There is so much life, all around us. So much energy, so much existence. I imagined its life, this little bug. What did things look like from its perspective? Did it really ‘think’? Was it aware at all? What was its purpose? Did it even need one? Or was it simply existing because it can? Because life is everywhere, and it needs no reason, no justification for being.

We have such small eyes. We think we’re kings of the world. But we’re like moles, burrowing through all this wonder.

Polar Bears by Mark Haddon

I think this fascination with life fuels my creative instincts. When I act a part in a play I am inhabiting a life other than my own, the life of the character. When I put pen to paper my imagination is giving birth to a character, a personality, with every hope, flaw, habit and subtle nuance that altogether moulds a spirit that is uniquely theirs, as they burst from my mind and spill onto the page.

I’m not particularly religious – perhaps ‘undecided’ would be the most suitable label, if anyone feels I need one. But that doesn’t mean I don’t find life itself magical. And right now I can feel a new life coming into being. A new voice wanting to be heard. Has she been there all along, waiting for the right time, for me to discover her? Or were the seeds of her creation only sewn a week or so ago as the idea for a story, her story, first crept out of my subconscious and gave my grey matter a little nudge?

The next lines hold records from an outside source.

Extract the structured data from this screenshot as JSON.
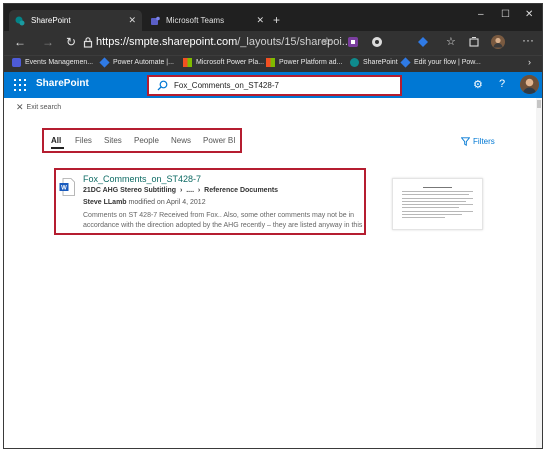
{
  "browser": {
    "tabs": [
      {
        "label": "SharePoint",
        "active": true
      },
      {
        "label": "Microsoft Teams",
        "active": false
      }
    ],
    "new_tab_symbol": "+",
    "window_controls": [
      "–",
      "☐",
      "✕"
    ],
    "url_host": "https://smpte.sharepoint.com",
    "url_path": "/_layouts/15/sharepoi...",
    "bookmarks": [
      {
        "label": "Events Managemen...",
        "icon": "events-icon",
        "color": "#4e5bd8"
      },
      {
        "label": "Power Automate |...",
        "icon": "power-automate-icon",
        "color": "#2f7ae5"
      },
      {
        "label": "Microsoft Power Pla...",
        "icon": "microsoft-icon",
        "color": "#f2c811"
      },
      {
        "label": "Power Platform ad...",
        "icon": "microsoft-icon",
        "color": "#f2c811"
      },
      {
        "label": "SharePoint",
        "icon": "sharepoint-icon",
        "color": "#0f8b8d"
      },
      {
        "label": "Edit your flow | Pow...",
        "icon": "power-automate-icon",
        "color": "#2f7ae5"
      }
    ]
  },
  "sharepoint": {
    "app_name": "SharePoint",
    "search_value": "Fox_Comments_on_ST428-7",
    "settings_icon": "gear-icon",
    "help_label": "?"
  },
  "search": {
    "exit_label": "Exit search",
    "pivots": [
      "All",
      "Files",
      "Sites",
      "People",
      "News",
      "Power BI"
    ],
    "filters_label": "Filters"
  },
  "result": {
    "title": "Fox_Comments_on_ST428-7",
    "path_site": "21DC AHG Stereo Subtitling",
    "path_ellipsis": "....",
    "path_folder": "Reference Documents",
    "author": "Steve LLamb",
    "modified": "modified on April 4, 2012",
    "snippet": "Comments on ST 428-7 Received from Fox.. Also, some other comments may not be in accordance with the direction adopted by the AHG recently – they are listed anyway in this"
  },
  "colors": {
    "brand": "#0078d4",
    "highlight_box": "#b51d30",
    "result_title": "#0e6b64"
  }
}
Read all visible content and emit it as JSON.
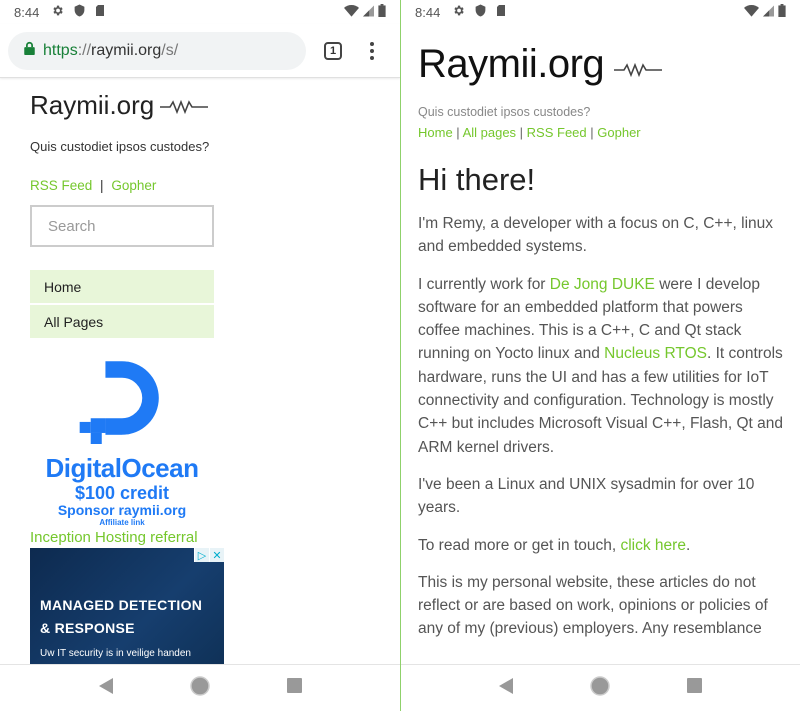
{
  "status_bar": {
    "time": "8:44",
    "icons": [
      "gear-icon",
      "shield-icon",
      "sd-card-icon"
    ],
    "right_icons": [
      "wifi-icon",
      "signal-icon",
      "battery-icon"
    ]
  },
  "browser": {
    "url_scheme": "https",
    "url_sep": "://",
    "url_host": "raymii.org",
    "url_path": "/s/",
    "tab_count": "1"
  },
  "left_page": {
    "site_title": "Raymii.org",
    "tagline": "Quis custodiet ipsos custodes?",
    "links": [
      {
        "label": "RSS Feed"
      },
      {
        "label": "Gopher"
      }
    ],
    "link_separator": "|",
    "search_placeholder": "Search",
    "nav": [
      {
        "label": "Home"
      },
      {
        "label": "All Pages"
      }
    ],
    "do_ad": {
      "brand": "DigitalOcean",
      "credit": "$100 credit",
      "sponsor": "Sponsor raymii.org",
      "affiliate": "Affiliate link"
    },
    "inception_link": "Inception Hosting referral",
    "ad_banner": {
      "headline_1": "MANAGED DETECTION",
      "headline_2": "& RESPONSE",
      "subtext": "Uw IT security is in veilige handen",
      "adchoices": "▷",
      "close": "✕"
    }
  },
  "right_page": {
    "site_title": "Raymii.org",
    "tagline": "Quis custodiet ipsos custodes?",
    "nav_links": [
      {
        "label": "Home"
      },
      {
        "label": "All pages"
      },
      {
        "label": "RSS Feed"
      },
      {
        "label": "Gopher"
      }
    ],
    "separator": " | ",
    "heading": "Hi there!",
    "p1": "I'm Remy, a developer with a focus on C, C++, linux and embedded systems.",
    "p2_a": "I currently work for ",
    "p2_link1": "De Jong DUKE",
    "p2_b": " were I develop software for an embedded platform that powers coffee machines. This is a C++, C and Qt stack running on Yocto linux and ",
    "p2_link2": "Nucleus RTOS",
    "p2_c": ". It controls hardware, runs the UI and has a few utilities for IoT connectivity and configuration. Technology is mostly C++ but includes Microsoft Visual C++, Flash, Qt and ARM kernel drivers.",
    "p3": "I've been a Linux and UNIX sysadmin for over 10 years.",
    "p4_a": "To read more or get in touch, ",
    "p4_link": "click here",
    "p4_b": ".",
    "p5": "This is my personal website, these articles do not reflect or are based on work, opinions or policies of any of my (previous) employers. Any resemblance"
  },
  "colors": {
    "link_green": "#75c72d",
    "nav_bg": "#e8f6d9",
    "do_blue": "#1f7af5",
    "secure_green": "#188038",
    "divider_green": "#8fd16b"
  }
}
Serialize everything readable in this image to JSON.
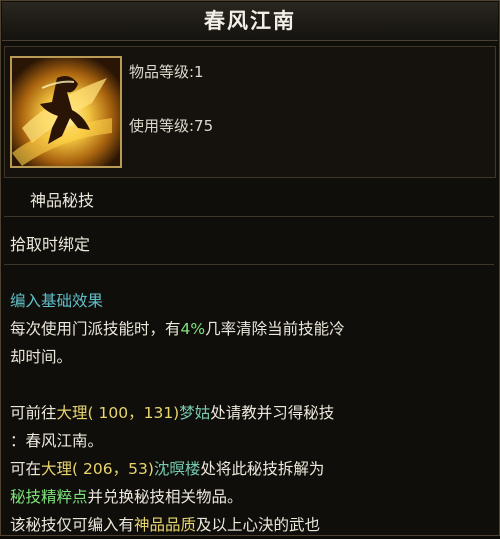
{
  "item": {
    "name": "春风江南",
    "item_level_label": "物品等级:1",
    "use_level_label": "使用等级:75",
    "quality": "神品秘技",
    "binding": "拾取时绑定"
  },
  "effect": {
    "heading": "编入基础效果",
    "line1_a": "每次使用门派技能时，有",
    "line1_pct": "4%",
    "line1_b": "几率清除当前技能冷",
    "line2": "却时间。"
  },
  "source": {
    "l1_a": "可前往",
    "l1_place": "大理",
    "l1_coord": "( 100，131)",
    "l1_npc": "梦姑",
    "l1_b": "处请教并习得秘技",
    "l2": "：春风江南。",
    "l3_a": "可在",
    "l3_place": "大理",
    "l3_coord": "( 206，53)",
    "l3_npc": "沈暝楼",
    "l3_b": "处将此秘技拆解为",
    "l4_hl": "秘技精粹点",
    "l4_b": "并兑换秘技相关物品。",
    "l5_a": "该秘技仅可编入有",
    "l5_hl": "神品品质",
    "l5_b": "及以上心決的武也"
  },
  "colors": {
    "highlight_green": "#7ee37d",
    "place_yellow": "#e9d56d",
    "npc_teal": "#77c9b0",
    "heading_cyan": "#5fc0c9"
  },
  "icon": "golden-martial-artist-skill-icon"
}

The idea I mentioned in my last post, the beginnings of yet another story that wants to grow up to be a novel, has set down roots and firmly planted itself in my mind. It’s just waiting for me to breathe some life into it, and now that life is ready. I call her Emily. I don’t know her favourite food yet, have only a vague idea of her age. I don’t even know her favourite colour, or if she indeed has one. Whether she’d choose Britney or Christina, or if she even gives a damn. But all this will be revealed to me, as she speaks and I listen, jotting down a characterisation, sketching out the lines of her life. And like the little bug – as important in the scheme of life as ever, yet blink and you’ll miss him – it’s the little details that count.